Démarche

Mon travail s’inscrit principalement dans le domaine du dessin mais m’étant spécialisée au baccalauréat dans les procédés d’estampe, il en contient des traces toujours visibles par l’utilisation d’accumulation et de superposition d’images. Participant d’une recherche de sens plus générale, la problématique de mon travail consiste à illustrer de façon métaphorique les grands enjeux psychologiques propres à l’humain, son monde de souffrances et de lumière. Empruntant les mécanismes de la logique onirique et par juxtaposition d’images récurrentes, je tente de créer des scènes où la lecture empirique du monde fait place à un univers énigmatique et intuitif. Ma démarche actuelle est soutenue par certains concepts théoriques des domaines de la psychologie, de l’anthropologie et des sciences des religions (Jung, Eliade) et sa représentation visuelle découle de l’influence d’artistes tels que David Lafrance, David Altmejd, Henry Darger, Pudlo Pudlat, Marcel Dzama, Chagal ainsi que l’iconographie particulière aux miniatures persanes, à la peinture religieuse et aux manuels d’alchimie.

Je débute généralement la construction de mes images à partir de certains éléments photographiques ou dessinés consignés dans des cartables (ex. personnages, objets, paysages) et faisant partie d’une sorte d’encyclopédie idiosyncrasique. L’iconographie que j’utilise mobilise des métaphores personnelles, des références à la mythologie ainsi que des figures archétypales. Ces éléments deviennent ensuite acteurs de mises en scène se déroulant dans un espace pictural plan où les notions de perspectives sont délibérément faussées. Les tensions créés par les interactions entre les différents symboles, leur répétition et leur juxtaposition font ainsi partie d’un langage qui exprime chaque fois un enjeu différent de ma psyché et par extension, de la conscience humaine. Bien que chaque image possède un caractère narratif évident, la forme que prend la mise en scène résiste à une explication claire. Cette ambigüité demande une appréhension plus intuitive des images forçant un travail d’association entre les symboles conventionnels et ceux inconscients.

Mon travail des deux dernières années a été consacré principalement à la problématique du pouvoir et de l’apparence et alimenté par le travail de nombreux artistes tels que Goya, Ensor, Leon Golub, Cynthia Girard et Mario Doucette pour ne nommer que ceux-là. Par la juxtaposition  d’images naïves et brutes inspirées de dessins d’enfants et d’objets de porcelaine luxueux richement ouvragés d’une part et par la création de personnages-machine hybrides et monstrueux d’autre part, je tente de créer une tension entre les symboles afin de questionner la véritable nature des relations. Qui détient le pouvoir et qui est dominé? Où se cache la vraie violence? Qu’est-ce qui est repoussant derrière les apparences d’ordre et de civisme? Ces interrogations renvoient aussi bien aux sphères politiques et sociales qu’aux confins de chaque psyché humaine.  Et une bonne dose de foi, de curiosité et de courage est nécessaire pour s’y confronter honnêtement.

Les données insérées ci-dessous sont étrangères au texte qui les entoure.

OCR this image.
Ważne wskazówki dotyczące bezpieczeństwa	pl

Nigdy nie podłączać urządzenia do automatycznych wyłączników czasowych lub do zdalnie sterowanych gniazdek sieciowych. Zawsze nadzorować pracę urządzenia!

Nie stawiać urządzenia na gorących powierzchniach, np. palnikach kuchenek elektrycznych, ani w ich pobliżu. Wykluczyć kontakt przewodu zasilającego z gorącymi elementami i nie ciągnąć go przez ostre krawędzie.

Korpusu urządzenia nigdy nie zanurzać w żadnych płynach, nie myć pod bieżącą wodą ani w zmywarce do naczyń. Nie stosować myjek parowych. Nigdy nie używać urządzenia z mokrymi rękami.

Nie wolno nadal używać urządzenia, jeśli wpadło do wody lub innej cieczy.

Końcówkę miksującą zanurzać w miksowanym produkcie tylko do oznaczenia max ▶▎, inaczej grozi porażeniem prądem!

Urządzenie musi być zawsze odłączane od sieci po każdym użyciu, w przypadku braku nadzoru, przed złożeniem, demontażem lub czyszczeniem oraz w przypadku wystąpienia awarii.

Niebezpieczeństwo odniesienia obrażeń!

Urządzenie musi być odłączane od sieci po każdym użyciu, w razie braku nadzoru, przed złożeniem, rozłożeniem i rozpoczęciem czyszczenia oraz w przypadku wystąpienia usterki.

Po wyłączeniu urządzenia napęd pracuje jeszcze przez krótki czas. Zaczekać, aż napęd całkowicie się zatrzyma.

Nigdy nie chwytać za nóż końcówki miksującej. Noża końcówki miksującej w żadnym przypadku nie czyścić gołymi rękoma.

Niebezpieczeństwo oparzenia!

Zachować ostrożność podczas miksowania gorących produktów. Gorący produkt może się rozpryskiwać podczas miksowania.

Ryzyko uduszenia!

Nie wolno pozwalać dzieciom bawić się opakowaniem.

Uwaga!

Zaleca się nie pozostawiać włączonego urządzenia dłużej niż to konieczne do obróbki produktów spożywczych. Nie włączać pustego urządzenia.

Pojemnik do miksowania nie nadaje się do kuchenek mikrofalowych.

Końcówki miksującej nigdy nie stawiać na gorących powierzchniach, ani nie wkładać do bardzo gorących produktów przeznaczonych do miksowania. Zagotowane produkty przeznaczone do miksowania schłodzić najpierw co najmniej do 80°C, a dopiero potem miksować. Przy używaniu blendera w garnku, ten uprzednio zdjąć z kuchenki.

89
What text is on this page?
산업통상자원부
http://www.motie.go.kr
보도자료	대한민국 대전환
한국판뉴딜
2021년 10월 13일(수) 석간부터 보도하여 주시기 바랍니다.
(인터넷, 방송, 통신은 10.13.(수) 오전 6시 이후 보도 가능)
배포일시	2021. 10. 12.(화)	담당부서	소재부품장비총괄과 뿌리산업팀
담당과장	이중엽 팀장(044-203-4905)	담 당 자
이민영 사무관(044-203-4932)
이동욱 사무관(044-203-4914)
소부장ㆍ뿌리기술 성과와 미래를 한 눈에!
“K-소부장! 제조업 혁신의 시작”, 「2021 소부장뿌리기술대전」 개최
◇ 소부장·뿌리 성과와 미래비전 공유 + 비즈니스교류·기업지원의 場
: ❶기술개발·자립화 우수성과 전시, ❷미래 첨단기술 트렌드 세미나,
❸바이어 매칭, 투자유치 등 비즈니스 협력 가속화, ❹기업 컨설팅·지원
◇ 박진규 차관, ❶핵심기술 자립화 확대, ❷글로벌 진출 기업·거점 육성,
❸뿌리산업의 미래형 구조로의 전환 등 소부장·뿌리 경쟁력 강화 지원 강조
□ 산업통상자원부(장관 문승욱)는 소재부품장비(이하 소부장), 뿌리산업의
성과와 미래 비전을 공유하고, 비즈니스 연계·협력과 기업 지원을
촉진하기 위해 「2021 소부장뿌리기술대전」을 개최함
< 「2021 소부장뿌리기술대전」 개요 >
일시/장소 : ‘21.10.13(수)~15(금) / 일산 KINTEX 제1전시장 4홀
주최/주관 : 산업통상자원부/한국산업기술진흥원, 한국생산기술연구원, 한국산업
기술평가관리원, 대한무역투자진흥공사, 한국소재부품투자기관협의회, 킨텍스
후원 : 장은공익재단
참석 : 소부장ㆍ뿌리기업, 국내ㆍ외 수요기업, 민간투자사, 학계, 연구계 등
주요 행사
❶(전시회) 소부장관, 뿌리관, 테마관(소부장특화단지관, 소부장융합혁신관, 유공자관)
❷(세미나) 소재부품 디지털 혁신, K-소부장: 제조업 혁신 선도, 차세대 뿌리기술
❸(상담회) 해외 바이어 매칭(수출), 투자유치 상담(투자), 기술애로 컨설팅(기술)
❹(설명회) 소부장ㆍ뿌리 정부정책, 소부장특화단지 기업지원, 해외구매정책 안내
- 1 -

En parallèle de cette recherche, j’ai été amenée, par curiosité et respect pour mon fils autiste, à travailler sur une série spécifique d’images vouée à l’appréhension symbolique d’une psyché atypique. En plus de nombreuses lectures théoriques touchant à l’autisme, ce corpus distinct prend appui sur l’œuvre de Giotto illustrant  la vie de Saint-François d’Assise. La figure du Saint, comme être aux qualités et au destin exceptionnels, ne me semblait pas sans lien avec la construction psychique d’un être humain déviant de la norme sur le plan neurologique. La forme des images est donc structurée par l’iconographie religieuse du Moyen-âge mais peuplée de références à l’imagination enfantine ainsi que par des symboles et représentations dérivant du langage visuel propre à mon fils. Sa vision du monde résolument idiosyncratique est bien évidemment passée dans le filtre de ma propre perception et de la constante de mes préoccupations esthétiques. Ce processus donne naissance à des images s’inscrivant naturellement dans la logique de mon travail mais comportant une dimension d’étrangeté supplémentaire et une narrativité résistant d’avantage à l’analyse.


Catherine Bond vit et travaille à Montréal depuis 2000. Elle obtient un baccalauréat en arts visuels et médiatiques de l’Université du Québec à Montréal en 2005. Diplômée de l’université de Montréal au baccalauréat en ergothérapie en 2008, elle partage maintenant son temps entre sa pratique artistique, sa pratique professionnelle en psychiatrie et sa vie de famille auprès d’un enfant à besoins particuliers.